Depuis la crise de 2008, les politiques tentent de mettre un frein aux rémunérations extravagantes des stars des salles de marché. En vain. Aux Etats-Unis, souligne le think tank américain Institute for Policy Studies, “les régulateurs ont échoué à mettre en oeuvre une disposition interdisant à la profession des rémunérations encourageant les “risques inappropriés””. En Europe, face au refus des banques de s’autoréguler, Bruxelles est entré dans la bataille. Une directive européenne interdira bientôt que les bonus des salariés dits “preneurs de risques” dépassent le montant de la part fixe de leur rémunération. La mesure entrera en vigueur le 1er janvier 2015 et portera sur les performances de 2014. L’objectif : encadrer les modes de rémunération incitant à la prise de risques excessifs au nom du profit à court terme. Et éviter que ne se reproduise une nouvelle affaire Kerviel, le tradeur accusé d’avoir fait perdre près de 5 milliards d’euros à la Société générale et dont la Cour de cassation a confirmé le 19 mars la condamnation à trois ans de prison.

Cette directive ne paraît guère effaroucher les professionnels de la finance, qui ont d’ores et déjà mis au point des tours de passe-passe destinés à contourner ces nouvelles normes. Augmentation des salaires fixes, nouvelles primes, allocations exceptionnelles… Si, en France, les banques ont assuré qu’elles se conformeront aux desiderata de l’Union européenne, certaines, comme BNP Paribas et la Société générale, ont chuchoté qu’elles souhaitaient doubler le plafond des bonus. Une possibilité prévue par la directive, à condition d’être approuvée par 66 % des actionnaires.

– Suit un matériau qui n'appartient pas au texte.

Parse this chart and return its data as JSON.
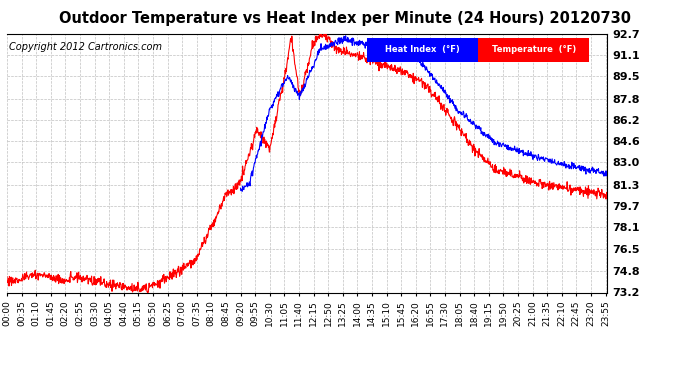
{
  "title": "Outdoor Temperature vs Heat Index per Minute (24 Hours) 20120730",
  "copyright": "Copyright 2012 Cartronics.com",
  "yticks": [
    73.2,
    74.8,
    76.5,
    78.1,
    79.7,
    81.3,
    83.0,
    84.6,
    86.2,
    87.8,
    89.5,
    91.1,
    92.7
  ],
  "xtick_labels": [
    "00:00",
    "00:35",
    "01:10",
    "01:45",
    "02:20",
    "02:55",
    "03:30",
    "04:05",
    "04:40",
    "05:15",
    "05:50",
    "06:25",
    "07:00",
    "07:35",
    "08:10",
    "08:45",
    "09:20",
    "09:55",
    "10:30",
    "11:05",
    "11:40",
    "12:15",
    "12:50",
    "13:25",
    "14:00",
    "14:35",
    "15:10",
    "15:45",
    "16:20",
    "16:55",
    "17:30",
    "18:05",
    "18:40",
    "19:15",
    "19:50",
    "20:25",
    "21:00",
    "21:35",
    "22:10",
    "22:45",
    "23:20",
    "23:55"
  ],
  "ymin": 73.2,
  "ymax": 92.7,
  "temp_color": "#ff0000",
  "heat_color": "#0000ff",
  "bg_color": "#ffffff",
  "grid_color": "#c0c0c0",
  "legend_heat_bg": "#0000ff",
  "legend_temp_bg": "#ff0000",
  "legend_text_color": "#ffffff",
  "title_fontsize": 10.5,
  "copyright_fontsize": 7,
  "tick_fontsize": 6.5,
  "ytick_fontsize": 8
}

D’autres banques devraient suivre. Pour sa part, HSBC souhaite distribuer un nouveau complément de rémunération trimestriel à six cents de ses tradeurs les plus “performants”.

Lassée de ces provocations décomplexées, la Banque d’Angleterre a proposé le 13 mars la mise en place de mécanismes dits de “clawbacks” imposant de restituer les bonus jusqu’à six ans après leur versement, s’il était avéré que leurs bénéficiaires ne les méritaient pas. Or, dans le même temps, le gouvernement britannique, qui craint la concurrence de Wall Street, a lancé un recours contre la directive de Bruxelles. Après sept ans de règne, la City s’inquiète : elle vient de perdre sa première place au profit de sa rivale américaine, selon le classement des centres financiers internationaux. Pas question, dans ces conditions, de s’embarrasser de contraintes qui pourraient rendre la place de Londres moins attractive.